Den weiteren Entstehungsprozess seines ersten Buchs erlebte Maisel als ungewohnt intensiv. „Durch mein Studium am Literaturinstitut Biel kannte ich schon, dass andere meine Texte kritisieren. Aber das geschah natürlich nicht so tief und so detailliert, wie das meine Lektorin erledigte,“ erzählt er. „Es ist teilweise ein wenig kränkend, aber dieses Gefühl ist im Lektorat nicht förderlich. Es sollte immer um die Verbesserung des Textes gehen, niemals um persönliche Befindlichkeiten.“

Lukas Maisel ist nun, soweit es möglich ist, mit seinem Buch auf Lesereise. Vor Auftritten bespricht er sich gerne kurz mit dem Moderator, um Sicherheit zu gewinnen und eine gemeinsame Ebene zu finden, denn wirklich vorbereiten könne man sich nicht, findet er: „Was ich vorlese, kenne ich schon in- und auswendig und an den Entstehungsprozess erinnere ich mich ja“. Derweil ist schon längst ein weiterer Roman fertig und „wenn alles gut geht, erscheint er auch“. So viel verrät Maisel: Es geht um eine Art Anti-Casanova, der seine gescheiterten Versuche zu lieben aufschreibt.

 

«Am Ende dieses Jahrhunderts, meinte Akeret raunend, werde jede einmal erdachte Dystopie wahr geworden sein, weil der Mensch seine Ideen zwanghaft zur Verwirklichung bringen müsse.»
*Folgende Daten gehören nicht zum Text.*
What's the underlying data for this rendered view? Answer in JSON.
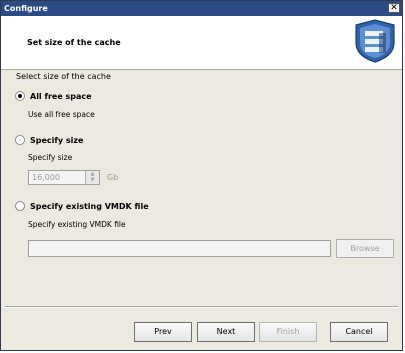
{
  "window": {
    "title": "Configure",
    "close_glyph": "✕"
  },
  "header": {
    "title": "Set size of the cache",
    "logo_icon": "product-logo-icon"
  },
  "section_label": "Select size of the cache",
  "options": [
    {
      "label": "All free space",
      "checked": true,
      "description": "Use all free space"
    },
    {
      "label": "Specify size",
      "checked": false,
      "description": "Specify size"
    },
    {
      "label": "Specify existing VMDK file",
      "checked": false,
      "description": "Specify existing VMDK file"
    }
  ],
  "size_field": {
    "value": "16,000",
    "unit": "Gb",
    "up": "▲",
    "down": "▼"
  },
  "vmdk": {
    "path_value": "",
    "browse_label": "Browse"
  },
  "buttons": {
    "prev": "Prev",
    "next": "Next",
    "finish": "Finish",
    "cancel": "Cancel"
  }
}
Aus dem Roman «Das Buch der geträumten Inseln» von Lukas Maisel

Das Buch: Lukas Maisel – Das Buch der geträumten Inseln; ISBN 978-3-498-00202-2; 264 Seiten, gebunden; Rowohlt Verlag Hamburg, 2020. Lukas Maisel ist im Dezember zu Gast bei einer Sofalesung in St. Gallen. Ein Porträt über Lukas Maisel könnt ihr hier nachlesen.

Die Lesungen & die Serie


„Debüts: Der erste Roman“ heisst eine Lesereihe von Judith Zwick, die im Laufe des November stattfindet. thurgaukultur.ch ist Kooperationspartner der Reihe. Coronabedingt finden alle Lesungen und Gespräche nun digital statt. Sie sind zu den angegebenen Terminen auf unserer Internetseite zu finden.

 

Die Lesungen:

Donnerstag, 12. November:
Ulrike Almut Sandig „Monster wie wir“.
Ein Briefwechsel und digitales Gespräch zwischen der Autorin und Judith Zwick

Donnerstag, 19. November:
Julia Langkau „Flussgeboren“.
Livestream-Lesung mit Gespräch. Moderation: Michael Lünstroth, Redaktionsleiter thurgaukultur.ch, Live über YouTube- und Facebook-Seite von thurgaukultur.ch

Donnerstag, 26. November:
Thilo Krause „Elbwärts“.
Ein Interview. Weitere Details zu den Lesungen gibt es auch hier:
https://judithzwick.de/debuets/

 


Die Serie:

Zur Lesereihe erscheint bei uns im November, immer sonntags, auch eine Artikelserie rund um das Thema „Debüts“, in der wir weitere lesenswerte Debütromane vorstellen. Alle Beiträge aus der Reihe bündeln wir im Themendossier «Debüts».

 

«Das erste Mal»: Ein Text zur Bedeutung von Debüts von Michael Lünstroth

Sonntag, 8. November:
Die Journalistin Bettina Schnerr bespricht das »Buch der geträumten Inseln« von Lukas Maisel. (Rowohlt Verlag. Hamburg/Berlin 2020)

Sonntag, 15. November:
Die Buchhändlerin Marianne Sax präsentiert »Siebenmeilenstiefel« von Simon Deckert (Rotpunktverlag 2020) und »Drei Leben lang« von Felicitas Korn (Kampa Verlag 2020).

Sonntag, 22. November:
Der Literatur- und Kulturwissenschaftler Özkan Ezli denkt nach über »Streulicht« von Deniz Ohde (Suhrkamp Verlag. Frankfurt a. M. 2020)

Sonntag, 29. November:
Die Autorin Tabea Steiner schreibt über »Roter Affe« _von Kaśka Bryla (Residenz Verlag. Wien/Salzburg 2020)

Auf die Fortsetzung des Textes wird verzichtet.